Jack Donnelly, Universal Human Rights in Theory and Practice, Third Edition (Cornell University Press, 2013)
Question: Why did the idea of human rights arise in the West?
3. The Modern Invention of Human Rights
What in “modernity” led to the development of human rights? In a gross (but I hope insightful) oversimplification, I want to suggest that modern states and modern markets triggered social processes and struggles that eventually [87] transformed hierarchical polities of rulers and subjects into more egalitarian polities of offi ce holders and citizens. [8]
To reduce three centuries to a few paragraphs, ever more powerful capitalist markets and sovereign, bureaucratic states gradually penetrated first Europe and then the globe. In the process, “traditional” communities, and their systems of mutual support and obligation, were disrupted, destroyed, or radically transformed, typically with traumatic consequences. These changes created the problems that human rights were ‘designed’ to solve: vast numbers of relatively separate families and individuals left to face a growing range of increasingly unbuff ered economic and political threats to their interests and dignity.
The absolutist state--increasingly freed from the constraints of crosscutting feudal obligations, independent religious authorities, and tradition---offered one solution: a society organized around a monarchist hierarchy justified by a state religion. But the newly emergent bourgeoisie, the other principal beneficiary of early modern markets and states, envisioned a society in which the claims of property balanced those of birth. By the late seventeenth century, such claims increasingly were formulated in terms of natural rights.
More or less contemporaneously, the Reformation disrupted the unity of Christendom, with consequences that were often even more violent. By the middle of the seventeenth century, however, states gradually began to stop fighting over religion. Although full religious equality was far off–just as
bourgeois calls for ‘equal’ treatment initially fell far short of full political equality even for themselves, let alone for all--religious toleration (at least for some Christians sects) gradually became the European norm.
Add to this the growing possibilities for physical and social mobility--facilitated by the consolidation of states and the expansion of markets--and we have the crucible out of which contemporary human rights ideas and practices were formed. As ‘modernization’ progressed, an ever-widening range of dispossessed groups advanced claims first for relief from legal and political disabilities, then for full and equal inclusion. Such demands took many forms, including appeals to scripture, church, morality, tradition, justice, natural law, order, social utility, and national strength. Claims of equal and inalienable natural or human rights, however, increasingly came to be preferred--and over the past couple decades have become globally hegemonic.

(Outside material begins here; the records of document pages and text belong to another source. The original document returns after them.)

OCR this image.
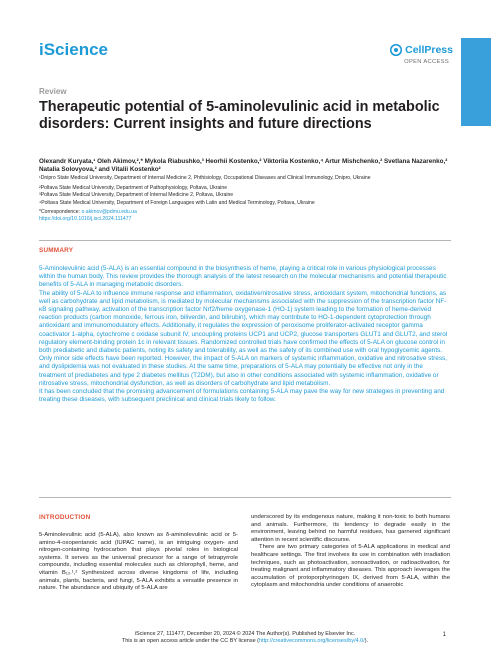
iScience	CellPress
OPEN ACCESS
Review
Therapeutic potential of 5-aminolevulinic acid in metabolic disorders: Current insights and future directions

Olexandr Kuryata,¹ Oleh Akimov,²,* Mykola Riabushko,³ Heorhii Kostenko,² Viktoriia Kostenko,⁴ Artur Mishchenko,² Svetlana Nazarenko,² Natalia Solovyova,² and Vitalii Kostenko²

¹Dnipro State Medical University, Department of Internal Medicine 2, Phthisiology, Occupational Diseases and Clinical Immunology, Dnipro, Ukraine
²Poltava State Medical University, Department of Pathophysiology, Poltava, Ukraine
³Poltava State Medical University, Department of Internal Medicine 2, Poltava, Ukraine
⁴Poltava State Medical University, Department of Foreign Languages with Latin and Medical Terminology, Poltava, Ukraine
*Correspondence: o.akimov@pdmu.edu.ua
https://doi.org/10.1016/j.isci.2024.111477
SUMMARY

5-Aminolevulinic acid (5-ALA) is an essential compound in the biosynthesis of heme, playing a critical role in various physiological processes within the human body. This review provides the thorough analysis of the latest research on the molecular mechanisms and potential therapeutic benefits of 5-ALA in managing metabolic disorders.

The ability of 5-ALA to influence immune response and inflammation, oxidative/nitrosative stress, antioxidant system, mitochondrial functions, as well as carbohydrate and lipid metabolism, is mediated by molecular mechanisms associated with the suppression of the transcription factor NF-κB signaling pathway, activation of the transcription factor Nrf2/heme oxygenase-1 (HO-1) system leading to the formation of heme-derived reaction products (carbon monoxide, ferrous iron, biliverdin, and bilirubin), which may contribute to HO-1-dependent cytoprotection through antioxidant and immunomodulatory effects. Additionally, it regulates the expression of peroxisome proliferator-activated receptor gamma coactivator 1-alpha, cytochrome c oxidase subunit IV, uncoupling proteins UCP1 and UCP2, glucose transporters GLUT1 and GLUT2, and sterol regulatory element-binding protein 1c in relevant tissues. Randomized controlled trials have confirmed the effects of 5-ALA on glucose control in both prediabetic and diabetic patients, noting its safety and tolerability, as well as the safety of its combined use with oral hypoglycemic agents. Only minor side effects have been reported. However, the impact of 5-ALA on markers of systemic inflammation, oxidative and nitrosative stress, and dyslipidemia was not evaluated in these studies. At the same time, preparations of 5-ALA may potentially be effective not only in the treatment of prediabetes and type 2 diabetes mellitus (T2DM), but also in other conditions associated with systemic inflammation, oxidative or nitrosative stress, mitochondrial dysfunction, as well as disorders of carbohydrate and lipid metabolism.

It has been concluded that the promising advancement of formulations containing 5-ALA may pave the way for new strategies in preventing and treating these diseases, with subsequent preclinical and clinical trials likely to follow.

INTRODUCTION

5-Aminolevulinic acid (5-ALA), also known as δ-aminolevulinic acid or 5-amino-4-oxopentanoic acid (IUPAC name), is an intriguing oxygen- and nitrogen-containing hydrocarbon that plays pivotal roles in biological systems. It serves as the universal precursor for a range of tetrapyrrole compounds, including essential molecules such as chlorophyll, heme, and vitamin B₁₂.¹,² Synthesized across diverse kingdoms of life, including animals, plants, bacteria, and fungi, 5-ALA exhibits a versatile presence in nature. The abundance and ubiquity of 5-ALA are

underscored by its endogenous nature, making it non-toxic to both humans and animals. Furthermore, its tendency to degrade easily in the environment, leaving behind no harmful residues, has garnered significant attention in recent scientific discourse.

There are two primary categories of 5-ALA applications in medical and healthcare settings. The first involves its use in combination with irradiation techniques, such as photoactivation, sonoactivation, or radioactivation, for treating malignant and inflammatory diseases. This approach leverages the accumulation of protoporphyrinogen IX, derived from 5-ALA, within the cytoplasm and mitochondria under conditions of anaerobic

iScience 27, 111477, December 20, 2024 © 2024 The Author(s). Published by Elsevier Inc.
This is an open access article under the CC BY license (http://creativecommons.org/licenses/by/4.0/).
1
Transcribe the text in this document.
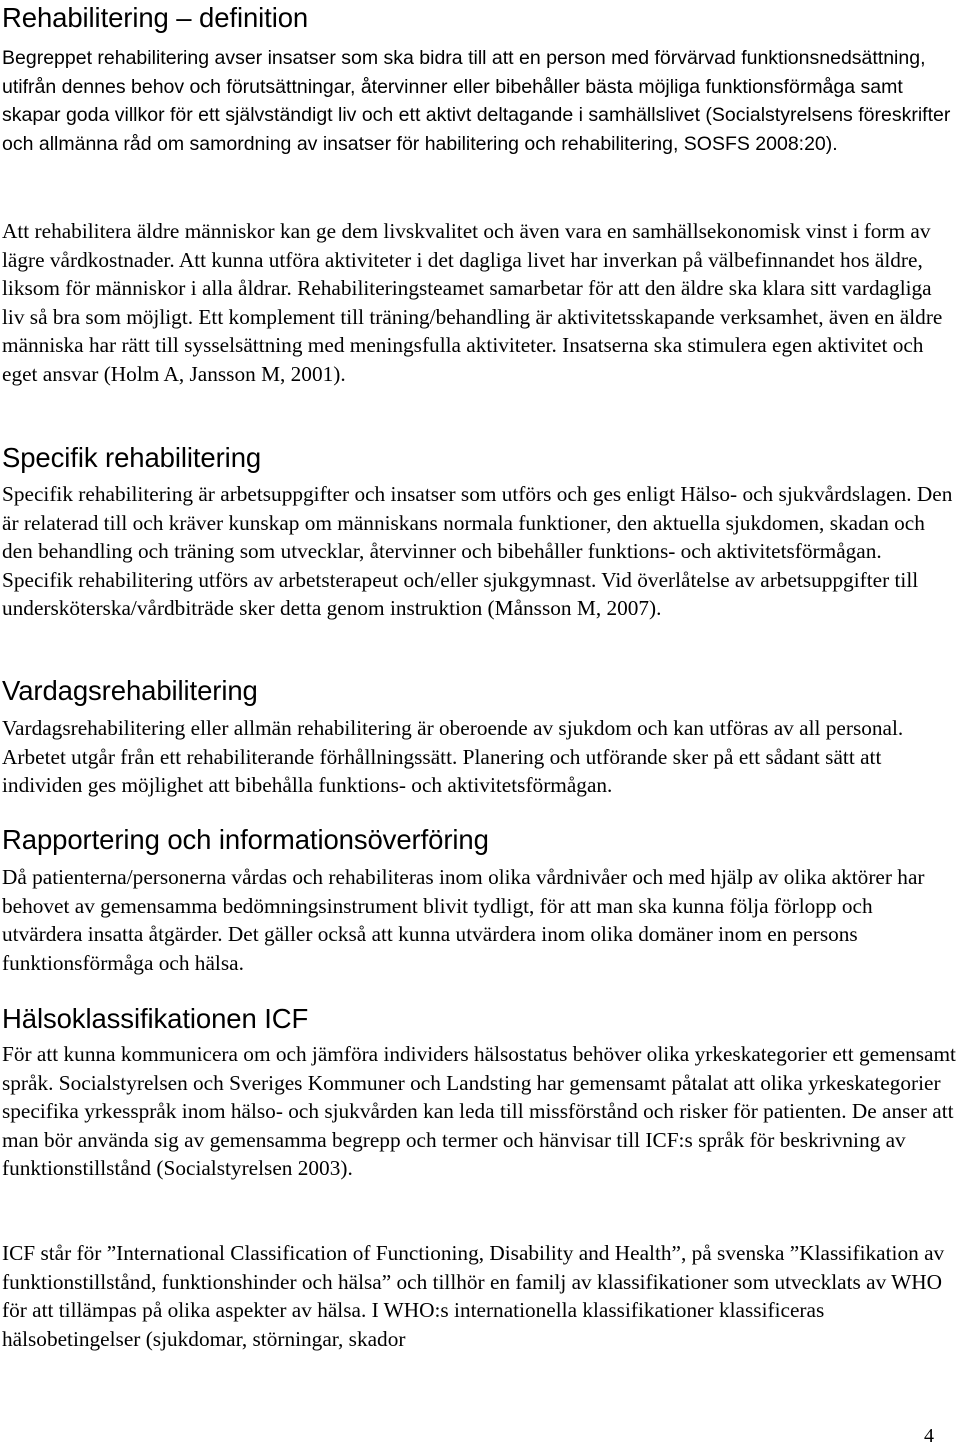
Rehabilitering – definition

Begreppet rehabilitering avser insatser som ska bidra till att en person med förvärvad funktionsnedsättning, utifrån dennes behov och förutsättningar, återvinner eller bibehåller bästa möjliga funktionsförmåga samt skapar goda villkor för ett självständigt liv och ett aktivt deltagande i samhällslivet (Socialstyrelsens föreskrifter och allmänna råd om samordning av insatser för habilitering och rehabilitering, SOSFS 2008:20).

Att rehabilitera äldre människor kan ge dem livskvalitet och även vara en samhällsekonomisk vinst i form av lägre vårdkostnader. Att kunna utföra aktiviteter i det dagliga livet har inverkan på välbefinnandet hos äldre, liksom för människor i alla åldrar. Rehabiliteringsteamet samarbetar för att den äldre ska klara sitt vardagliga liv så bra som möjligt. Ett komplement till träning/behandling är aktivitetsskapande verksamhet, även en äldre människa har rätt till sysselsättning med meningsfulla aktiviteter. Insatserna ska stimulera egen aktivitet och eget ansvar (Holm A, Jansson M, 2001).

Specifik rehabilitering

Specifik rehabilitering är arbetsuppgifter och insatser som utförs och ges enligt Hälso- och sjukvårdslagen. Den är relaterad till och kräver kunskap om människans normala funktioner, den aktuella sjukdomen, skadan och den behandling och träning som utvecklar, återvinner och bibehåller funktions- och aktivitetsförmågan. Specifik rehabilitering utförs av arbetsterapeut och/eller sjukgymnast. Vid överlåtelse av arbetsuppgifter till undersköterska/vårdbiträde sker detta genom instruktion (Månsson M, 2007).

Vardagsrehabilitering

Vardagsrehabilitering eller allmän rehabilitering är oberoende av sjukdom och kan utföras av all personal. Arbetet utgår från ett rehabiliterande förhållningssätt. Planering och utförande sker på ett sådant sätt att individen ges möjlighet att bibehålla funktions- och aktivitetsförmågan.

Rapportering och informationsöverföring

Då patienterna/personerna vårdas och rehabiliteras inom olika vårdnivåer och med hjälp av olika aktörer har behovet av gemensamma bedömningsinstrument blivit tydligt, för att man ska kunna följa förlopp och utvärdera insatta åtgärder. Det gäller också att kunna utvärdera inom olika domäner inom en persons funktionsförmåga och hälsa.

Hälsoklassifikationen ICF

För att kunna kommunicera om och jämföra individers hälsostatus behöver olika yrkeskategorier ett gemensamt språk. Socialstyrelsen och Sveriges Kommuner och Landsting har gemensamt påtalat att olika yrkeskategorier specifika yrkesspråk inom hälso- och sjukvården kan leda till missförstånd och risker för patienten. De anser att man bör använda sig av gemensamma begrepp och termer och hänvisar till ICF:s språk för beskrivning av funktionstillstånd (Socialstyrelsen 2003).

ICF står för ”International Classification of Functioning, Disability and Health”, på svenska ”Klassifikation av funktionstillstånd, funktionshinder och hälsa” och tillhör en familj av klassifikationer som utvecklats av WHO för att tillämpas på olika aspekter av hälsa. I WHO:s internationella klassifikationer klassificeras hälsobetingelser (sjukdomar, störningar, skador

4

fn8 If I were to add one more element to this story it would be the development of modern scientific rationality, which both helped to tear down traditional hierarchies and to establish new forms of social, economic, and political organization. The association of modern with scientific rationality has been especially emphasized by the “Stanford School” of “world society theory.” See, for example, Meyer et al. (1997), Meyer and Jepperson (2000), and Thomas (2010).